Fragments from imaginary dialogues

“Do you have any weird rituals?”

“Oh, yes.”

“Tell me one.”

“I have a ritual of kissing my tattoos.

(The Obstacle is the Way [<link; short length] on my left forearm, and Connections on the right forearm)

It’s a symbolic act.

I’m kissing my beautiful BodyMind, which I’m deeply grateful for, and consider sacred.

And I’m kissing the ideas the tattoos express. Those are deep ideas which encode my entire life philosophy and system of thought.”

The Obstacle is the Way 4

Life happens FOR me not to me. (Tony Robbins)


Fragments from imaginary dialogues

“I remember the first time I read this quote. It didn’t make sense. All I could think of were counter-examples.”

“Did it start making sense?”

“I’ve since realized that man is a Creator of Meaning.

There’s a concept I like a lot from Alan Watts, what he called ‘axioms of living‘, an implicit set of rules and assumptions that guide our life. As a side note, I’ve expanded the concept to include what I called ‘axioms of being‘, implicit metaphysical assumptions about the nature of reality.

Even if the quote did not make sense back then, I realized there’s a huge potential in it. I realized how powerful it would be if integrated as an axiom of living.”

“Did you manage to realize that potential?”

“To a large extent, yes.”

“How?”

“EVERY challenge we face in life can be metaphorically viewed as an obstacle.

EVERY obstacle is an opportunity to learn and grow.

We NEED obstacles in order to grow and realize our potential. Obstacles are ESSENTIAL.

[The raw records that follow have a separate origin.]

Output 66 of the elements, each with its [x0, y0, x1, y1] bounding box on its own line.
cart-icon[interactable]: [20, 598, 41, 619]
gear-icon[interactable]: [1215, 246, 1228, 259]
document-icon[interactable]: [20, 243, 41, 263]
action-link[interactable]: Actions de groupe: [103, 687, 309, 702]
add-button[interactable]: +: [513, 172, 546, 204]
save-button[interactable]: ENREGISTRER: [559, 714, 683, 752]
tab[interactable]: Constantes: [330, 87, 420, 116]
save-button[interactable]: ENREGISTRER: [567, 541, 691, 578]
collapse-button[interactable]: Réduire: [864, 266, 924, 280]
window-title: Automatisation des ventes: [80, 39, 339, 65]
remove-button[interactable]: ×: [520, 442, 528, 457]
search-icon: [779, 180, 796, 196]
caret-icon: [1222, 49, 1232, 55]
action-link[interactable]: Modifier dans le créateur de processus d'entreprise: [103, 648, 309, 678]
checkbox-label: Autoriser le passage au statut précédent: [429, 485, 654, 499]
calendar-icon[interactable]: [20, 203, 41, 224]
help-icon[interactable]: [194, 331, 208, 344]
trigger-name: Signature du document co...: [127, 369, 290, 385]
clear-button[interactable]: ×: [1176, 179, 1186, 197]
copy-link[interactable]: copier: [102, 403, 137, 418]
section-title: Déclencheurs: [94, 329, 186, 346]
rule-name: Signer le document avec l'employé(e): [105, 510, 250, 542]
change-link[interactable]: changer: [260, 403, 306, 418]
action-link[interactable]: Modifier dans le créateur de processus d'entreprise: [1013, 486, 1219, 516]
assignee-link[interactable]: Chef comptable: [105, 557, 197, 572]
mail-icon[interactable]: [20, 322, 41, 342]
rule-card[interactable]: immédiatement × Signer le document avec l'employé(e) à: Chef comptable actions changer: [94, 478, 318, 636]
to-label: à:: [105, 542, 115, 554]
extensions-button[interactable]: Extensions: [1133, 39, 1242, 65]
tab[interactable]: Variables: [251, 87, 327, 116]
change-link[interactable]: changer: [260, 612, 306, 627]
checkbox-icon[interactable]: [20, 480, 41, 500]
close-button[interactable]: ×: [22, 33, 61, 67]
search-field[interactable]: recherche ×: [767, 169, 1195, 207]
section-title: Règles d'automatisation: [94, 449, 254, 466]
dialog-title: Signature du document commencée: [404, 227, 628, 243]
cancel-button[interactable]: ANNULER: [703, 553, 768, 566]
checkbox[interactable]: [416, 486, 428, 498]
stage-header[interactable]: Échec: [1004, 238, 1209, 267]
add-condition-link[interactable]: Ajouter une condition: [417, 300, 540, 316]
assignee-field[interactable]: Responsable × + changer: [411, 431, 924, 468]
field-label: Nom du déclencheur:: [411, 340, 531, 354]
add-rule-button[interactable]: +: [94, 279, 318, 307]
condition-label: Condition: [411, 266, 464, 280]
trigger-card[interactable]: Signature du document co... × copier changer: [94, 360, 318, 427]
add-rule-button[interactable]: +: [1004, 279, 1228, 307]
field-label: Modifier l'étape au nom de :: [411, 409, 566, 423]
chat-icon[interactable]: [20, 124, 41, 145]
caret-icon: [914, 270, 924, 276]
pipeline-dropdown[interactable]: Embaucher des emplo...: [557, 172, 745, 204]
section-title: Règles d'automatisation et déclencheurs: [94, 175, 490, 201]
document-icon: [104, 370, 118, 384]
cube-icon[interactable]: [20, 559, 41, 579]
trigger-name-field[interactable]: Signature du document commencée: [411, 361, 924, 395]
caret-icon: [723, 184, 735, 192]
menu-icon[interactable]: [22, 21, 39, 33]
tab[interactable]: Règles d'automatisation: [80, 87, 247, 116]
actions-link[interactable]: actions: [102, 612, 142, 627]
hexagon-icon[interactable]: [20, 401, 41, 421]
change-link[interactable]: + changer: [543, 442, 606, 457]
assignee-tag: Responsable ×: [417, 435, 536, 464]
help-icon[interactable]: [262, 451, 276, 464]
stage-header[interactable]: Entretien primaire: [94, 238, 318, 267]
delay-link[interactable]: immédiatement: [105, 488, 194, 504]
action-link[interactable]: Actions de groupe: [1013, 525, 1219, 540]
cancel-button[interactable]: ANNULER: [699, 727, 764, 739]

In Ryan Holiday’s words, ‘The Obstacle is the Way‘. This has become one of my central axioms of living, which I now have tattooed on my left forearm.

Obstacles are essential to our growth, and life constantly presents us with obstacles. I choose to believe that life presents us with obstacles SO THAT we may grow. This has become another of my central axioms of living.

With this axiom in place, EVERY obstacle becomes a Gift, something to be profoundly grateful for.

Can you see how powerful this can be?”